An equal pay claim involves an employee alleging that their pay is lower than that of a comparator, being someone (or a group of people) who receives some element of higher pay than the claimant. In practice, it has been hard to pin down who is alleged to be the comparator in many of the multi-claimant equal pay claims we have defended, and some claimant representatives have tried to change the comparators relied upon as the claims progress.
In this claim, the Claimants were employed by the Council as Housing Needs Officers and they were all members of a Trade Union. Originally, they raised a grievance regarding pay and named the Pest Control Officers as a comparator. However, when the Claimants eventually brought their claims, they were formulated on the basis that they were not receiving equal pay in respect of various other comparators, not including the Pest Control Officers. The case proceeded over the following months, via a number of preliminary hearings.
The Council then raised an argument that the Claimants and their cited comparators were rated differently under a valid job evaluation scheme. This argument, if successful, would have provided a defence to the claims.

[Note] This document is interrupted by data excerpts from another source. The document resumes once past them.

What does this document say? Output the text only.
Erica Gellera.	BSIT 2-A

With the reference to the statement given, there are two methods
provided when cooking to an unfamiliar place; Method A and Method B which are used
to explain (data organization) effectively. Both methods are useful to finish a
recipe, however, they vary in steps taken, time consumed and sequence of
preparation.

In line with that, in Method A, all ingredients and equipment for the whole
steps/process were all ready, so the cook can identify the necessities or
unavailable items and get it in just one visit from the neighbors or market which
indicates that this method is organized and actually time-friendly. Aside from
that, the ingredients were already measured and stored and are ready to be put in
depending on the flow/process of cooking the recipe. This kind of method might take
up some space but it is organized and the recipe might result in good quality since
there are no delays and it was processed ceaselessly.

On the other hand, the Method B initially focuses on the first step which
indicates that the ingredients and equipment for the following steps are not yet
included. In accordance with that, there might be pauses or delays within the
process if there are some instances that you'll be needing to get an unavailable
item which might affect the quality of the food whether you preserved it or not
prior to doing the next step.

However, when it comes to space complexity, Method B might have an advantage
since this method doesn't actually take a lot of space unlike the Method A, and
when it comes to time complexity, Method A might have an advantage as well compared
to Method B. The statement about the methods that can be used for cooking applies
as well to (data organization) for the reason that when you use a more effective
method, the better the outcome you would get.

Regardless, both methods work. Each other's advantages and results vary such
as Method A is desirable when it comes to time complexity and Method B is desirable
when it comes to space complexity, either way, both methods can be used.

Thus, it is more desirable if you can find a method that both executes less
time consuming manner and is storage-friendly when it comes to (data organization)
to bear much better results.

The Claimants subsequently notified the Employment Tribunal that they wished to withdraw their claims and bring new actions, this time citing the Pest Control Officers as their comparators. The Council applied for the first set of claims to be dismissed as they had already been withdrawn. The Council also argued that the second set of claims should be dismissed as an abuse of process, as the comparators cited in the second set of claims were known to the Claimants at the time the original claims were submitted. Therefore not only could the Claimants have pursued the second set of claims in the original proceedings, but they should have done so.
The Employment Judge at Sheffield Employment Tribunal agreed with the Council and also found that the late change of attack amounted to unjust harassment of the Local Authority. The Claimants appealed to the EAT primarily on the basis that the new claim also related to an additional element of pay. The EAT dismissed the appeal and agreed with the Judgment of the Employment Tribunal. The claims against the Local Authority were not allowed to proceed.
The sting of equal pay claims has led to some Local Authorities having to dispose of major assets to raise the money to pay Claimants. Lawyers acting on behalf of Respondents therefore have worked hard to think up constructive ways to undermine speculative or unworthy claims. The experienced Equal Pay team at Weightmans has been at the forefront of this process, with significant success. In the past, the introduction of new comparators by Claimants in equal pay disputes has been commonplace. This case suggests that running similar abuse of process arguments in future could limit the huge equal pay liabilities faced by employers around the country.